The Herts-based Trust – which is responsible for hospitals in Welwyn, Stevenage and Hertford, plus the Mount Vernon Cancer Centre in Northwood (Middlesex) – said in response to publication of the details that it had acted correctly in reporting the never events. A spokesperson for the Trust added that none of the three patients affected had suffered serious consequences.

In one of the Trust’s cases, hand surgery was initially started on the wrong finger. This error was quickly noticed at the time, before it was too late to avoid damaging the wrong finger and divert the procedure to the correct one. The Trust later said that steps had been taken, through training, to deal with human factors that could on rare occasions let such errors slip through.

Never events can take other forms and one that requires constant attention is the risk of serious errors in administering medication. There was one such case in the Trust’s three reported events, where medicine was given incorrectly. The other case involved failure to remove a vaginal swab.

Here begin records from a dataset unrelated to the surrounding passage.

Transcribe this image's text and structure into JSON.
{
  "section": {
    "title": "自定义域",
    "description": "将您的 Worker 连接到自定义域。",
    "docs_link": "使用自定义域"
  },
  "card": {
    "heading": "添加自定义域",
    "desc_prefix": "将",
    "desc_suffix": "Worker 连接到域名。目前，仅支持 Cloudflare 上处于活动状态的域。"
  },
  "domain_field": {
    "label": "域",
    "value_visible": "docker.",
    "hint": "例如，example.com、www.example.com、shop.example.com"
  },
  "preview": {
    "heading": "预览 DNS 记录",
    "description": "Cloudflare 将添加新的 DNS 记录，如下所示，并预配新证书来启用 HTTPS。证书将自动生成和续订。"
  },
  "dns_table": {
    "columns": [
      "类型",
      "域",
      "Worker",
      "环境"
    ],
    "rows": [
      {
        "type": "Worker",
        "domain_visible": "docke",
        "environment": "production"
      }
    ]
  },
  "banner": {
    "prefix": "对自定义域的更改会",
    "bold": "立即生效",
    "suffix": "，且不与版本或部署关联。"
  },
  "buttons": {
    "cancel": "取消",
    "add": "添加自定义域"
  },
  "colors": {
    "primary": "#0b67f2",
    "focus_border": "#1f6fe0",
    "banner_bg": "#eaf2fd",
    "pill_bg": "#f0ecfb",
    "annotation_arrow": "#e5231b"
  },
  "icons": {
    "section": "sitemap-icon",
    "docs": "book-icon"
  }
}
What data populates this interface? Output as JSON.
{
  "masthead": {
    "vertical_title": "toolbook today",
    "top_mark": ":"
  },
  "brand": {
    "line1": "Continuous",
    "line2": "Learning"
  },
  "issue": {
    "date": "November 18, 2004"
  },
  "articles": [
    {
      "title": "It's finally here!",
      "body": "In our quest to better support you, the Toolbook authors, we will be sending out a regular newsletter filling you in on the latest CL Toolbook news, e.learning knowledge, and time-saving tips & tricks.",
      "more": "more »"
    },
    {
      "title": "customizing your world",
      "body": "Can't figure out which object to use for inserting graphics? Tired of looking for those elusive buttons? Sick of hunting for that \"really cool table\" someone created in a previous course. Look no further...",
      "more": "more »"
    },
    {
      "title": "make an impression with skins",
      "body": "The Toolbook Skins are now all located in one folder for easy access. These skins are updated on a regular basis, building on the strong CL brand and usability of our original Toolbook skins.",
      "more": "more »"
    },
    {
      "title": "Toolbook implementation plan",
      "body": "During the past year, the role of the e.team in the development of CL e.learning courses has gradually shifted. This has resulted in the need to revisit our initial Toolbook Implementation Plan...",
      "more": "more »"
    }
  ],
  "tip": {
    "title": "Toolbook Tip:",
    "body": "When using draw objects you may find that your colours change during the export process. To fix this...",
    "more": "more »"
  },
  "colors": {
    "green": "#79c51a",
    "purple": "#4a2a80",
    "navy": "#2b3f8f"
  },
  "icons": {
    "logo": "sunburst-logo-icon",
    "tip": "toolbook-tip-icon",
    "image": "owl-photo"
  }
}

Madeline Seibert, head of the medical negligence department at our firm, comments: “The fact that no patient suffered serious effects was indeed fortunate, as the potential for serious consequences was there in each case. It was indeed right for the Trust to identify these as never events, make formal reports and take action to avoid repetition and raise awareness of how even the most basic errors may have dire results.”